Duvar English

The interim secretary-general of the World Council of Churches has penned a letter to President Recep Tayyip Erdoğan to express his “grief and dismay” over Turkey’s decision to change the status of Istanbul’s landmark Hagia Sophia from a museum to a mosque.

As a World Heritage museum, “Hagia Sophia has been a place of openness, encounter and inspiration for people from all nations,” Ioan Sauca said in the letter released on July 11 by the Geneva-based group.

“I am obliged to convey to you the grief and dismay of the World Council of Churches – and of its 350 member churches in more than 110 countries, representing more than half a billion Christians around the world – at the step you have just taken,” Sauca said.

“By deciding to convert the Hagia Sophia back to a mosque you have reversed that positive sign of Turkey’s openness and changed it to a sign of exclusion and division. Regrettably, this decision has also been taken without prior notice or discussion with UNESCO regarding the impact of this decision on Hagia Sophia’s universal value recognized under the World Heritage Convention.”
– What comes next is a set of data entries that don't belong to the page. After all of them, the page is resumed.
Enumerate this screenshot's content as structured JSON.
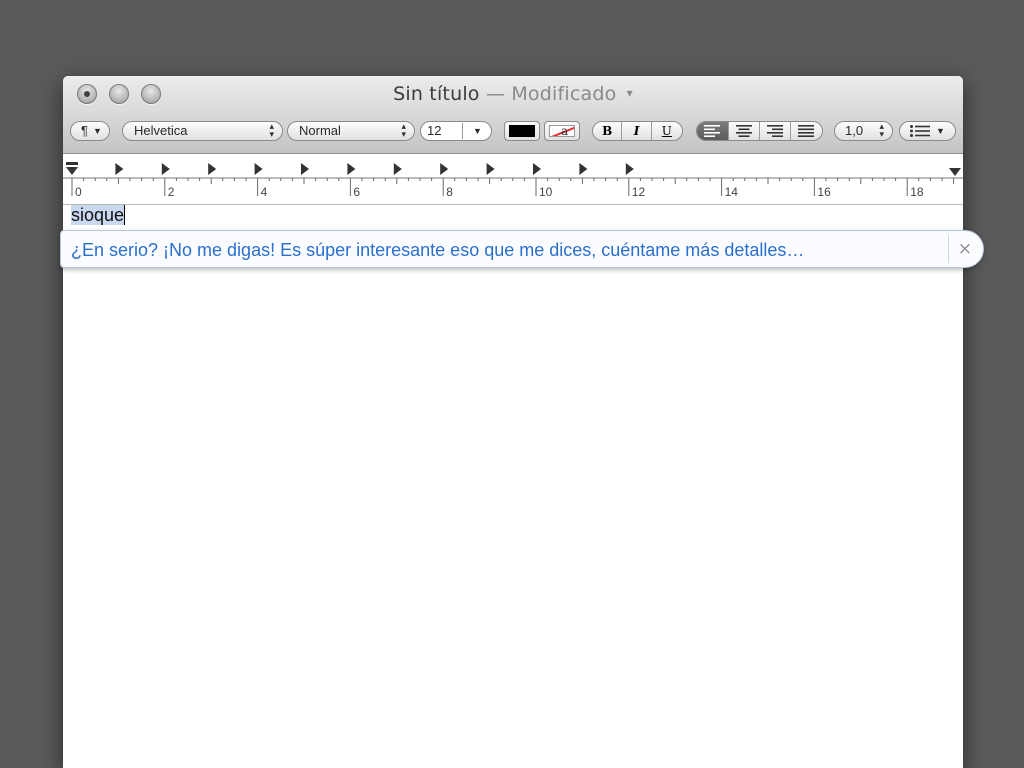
{
  "window": {
    "title": "Sin título",
    "status": "— Modificado",
    "title_caret": "▾"
  },
  "toolbar": {
    "paragraph_menu": "¶",
    "font_family": "Helvetica",
    "font_style": "Normal",
    "font_size": "12",
    "text_color": "#000000",
    "highlight_label": "a",
    "bold": "B",
    "italic": "I",
    "underline": "U",
    "alignment_selected": "left",
    "line_spacing": "1,0",
    "list_icon": "list-icon"
  },
  "ruler": {
    "labels": [
      "0",
      "2",
      "4",
      "6",
      "8",
      "10",
      "12",
      "14",
      "16",
      "18"
    ]
  },
  "document": {
    "text": "sioque"
  },
  "autocorrect": {
    "suggestion": "¿En serio? ¡No me digas! Es súper interesante eso que me dices, cuéntame más detalles…",
    "close": "×"
  }
}
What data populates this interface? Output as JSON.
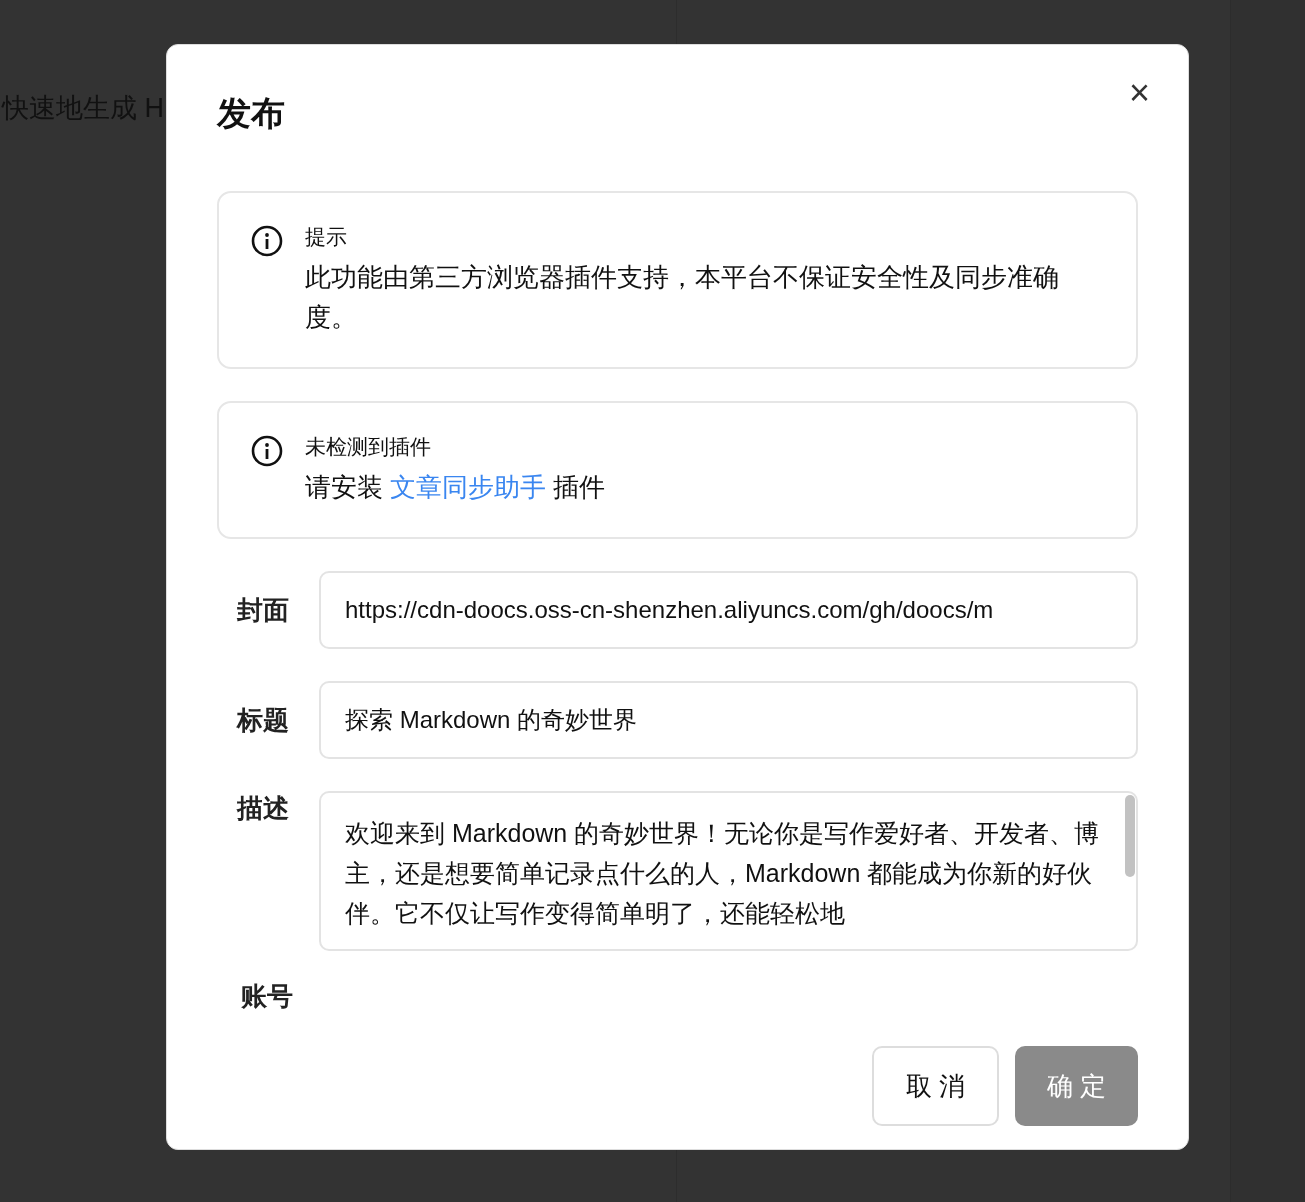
{
  "background": {
    "text": "快速地生成 H"
  },
  "dialog": {
    "title": "发布",
    "close_icon": "×",
    "alerts": [
      {
        "title": "提示",
        "parts": [
          {
            "kind": "text",
            "text": "此功能由第三方浏览器插件支持，本平台不保证安全性及同步准确度。"
          }
        ]
      },
      {
        "title": "未检测到插件",
        "parts": [
          {
            "kind": "text",
            "text": "请安装 "
          },
          {
            "kind": "link",
            "text": "文章同步助手"
          },
          {
            "kind": "text",
            "text": " 插件"
          }
        ]
      }
    ],
    "fields": [
      {
        "kind": "input",
        "label": "封面",
        "value": "https://cdn-doocs.oss-cn-shenzhen.aliyuncs.com/gh/doocs/m"
      },
      {
        "kind": "input",
        "label": "标题",
        "value": "探索 Markdown 的奇妙世界"
      },
      {
        "kind": "textarea",
        "label": "描述",
        "value": "欢迎来到 Markdown 的奇妙世界！无论你是写作爱好者、开发者、博主，还是想要简单记录点什么的人，Markdown 都能成为你新的好伙伴。它不仅让写作变得简单明了，还能轻松地"
      },
      {
        "kind": "accounts",
        "label": "账号"
      }
    ],
    "buttons": [
      {
        "label": "取 消",
        "kind": "cancel",
        "disabled": false
      },
      {
        "label": "确 定",
        "kind": "primary",
        "disabled": true
      }
    ]
  }
}
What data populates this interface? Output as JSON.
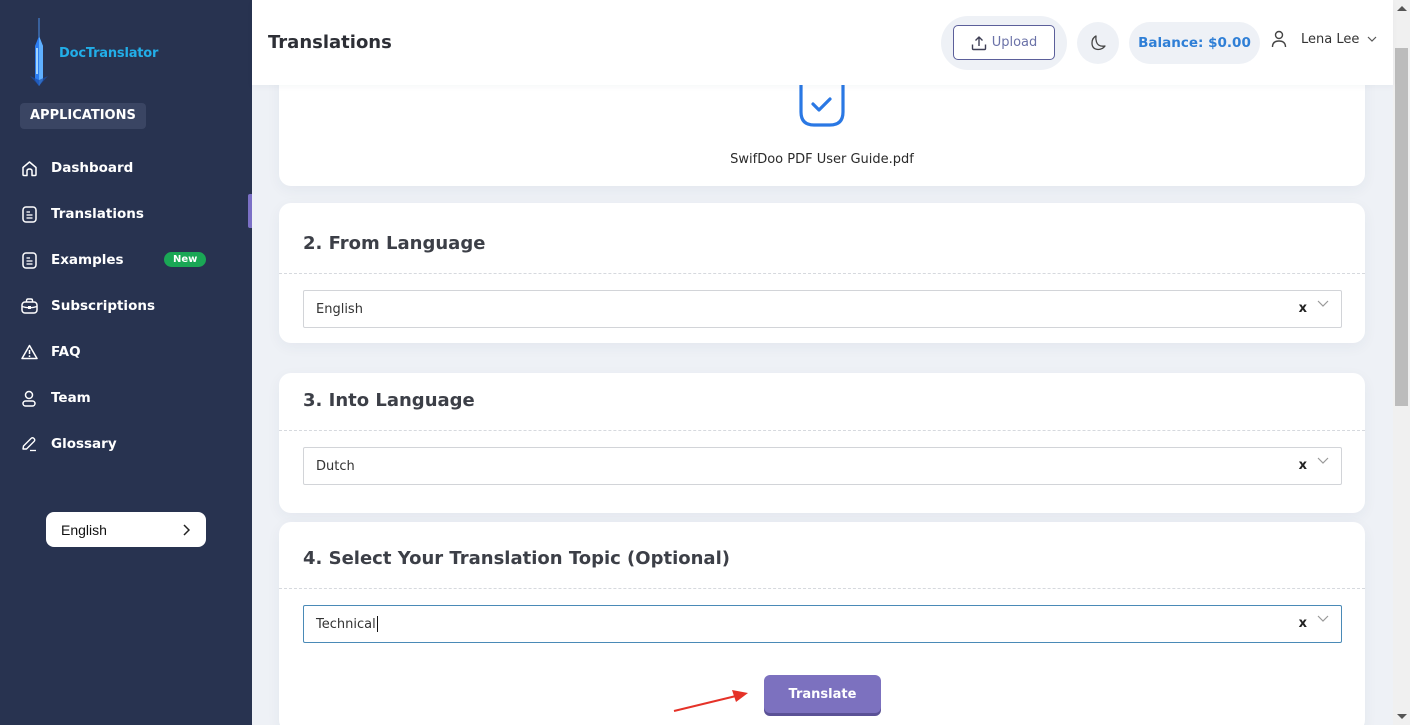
{
  "app": {
    "name": "DocTranslator"
  },
  "sidebar": {
    "section_label": "APPLICATIONS",
    "items": [
      {
        "label": "Dashboard",
        "icon": "home-icon",
        "active": false
      },
      {
        "label": "Translations",
        "icon": "document-icon",
        "active": true
      },
      {
        "label": "Examples",
        "icon": "document-icon",
        "badge": "New",
        "active": false
      },
      {
        "label": "Subscriptions",
        "icon": "briefcase-icon",
        "active": false
      },
      {
        "label": "FAQ",
        "icon": "warning-icon",
        "active": false
      },
      {
        "label": "Team",
        "icon": "user-icon",
        "active": false
      },
      {
        "label": "Glossary",
        "icon": "pencil-icon",
        "active": false
      }
    ],
    "language": {
      "label": "English",
      "icon": "chevron-right-icon"
    }
  },
  "header": {
    "title": "Translations",
    "upload_label": "Upload",
    "balance": "Balance: $0.00",
    "user_name": "Lena Lee"
  },
  "file_card": {
    "file_name": "SwifDoo PDF User Guide.pdf",
    "icon": "check-square-icon"
  },
  "from_language": {
    "title": "2. From Language",
    "value": "English",
    "clear": "x"
  },
  "into_language": {
    "title": "3. Into Language",
    "value": "Dutch",
    "clear": "x"
  },
  "topic": {
    "title": "4. Select Your Translation Topic (Optional)",
    "value": "Technical",
    "clear": "x"
  },
  "translate_button": "Translate",
  "colors": {
    "sidebar_bg": "#283350",
    "accent": "#7c71bf",
    "brand": "#22aee8",
    "balance_text": "#2f7fd6",
    "badge_new": "#1aa755",
    "annotation_arrow": "#e53228"
  }
}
Sauca said the museum status had been “a powerful expression” of Turkey’s commitment to inclusion and secularism.

“Mr. President, you have repeatedly affirmed modern Turkey’s identity as a secular state, but yesterday you overturned a commitment that since 1934 has preserved this historic monument as the shared heritage of humanity,” Sauca said.

“In the interests of promoting mutual understanding, respect, dialogue and cooperation, and avoiding cultivating old animosities and divisions, we urgently appeal to you to reconsider and reverse your decision,” he added.

French Foreign Minister Jean-Yves Le Drian also said France “deplores” Turkey’s decision on Hagia Sophia.

“These decisions cast doubt on one of the most symbolic acts of modern and secular Turkey,” the minister said in a statement.

“The integrity of this religious, architectural and historic jewel, a symbol of religious freedom, tolerance and diversity, listed as a UNESCO World Heritage Site, must be preserved,” he said. “Hagia Sophia must continue to represent the plurality and diversity of religious heritage, dialogue, and tolerance.”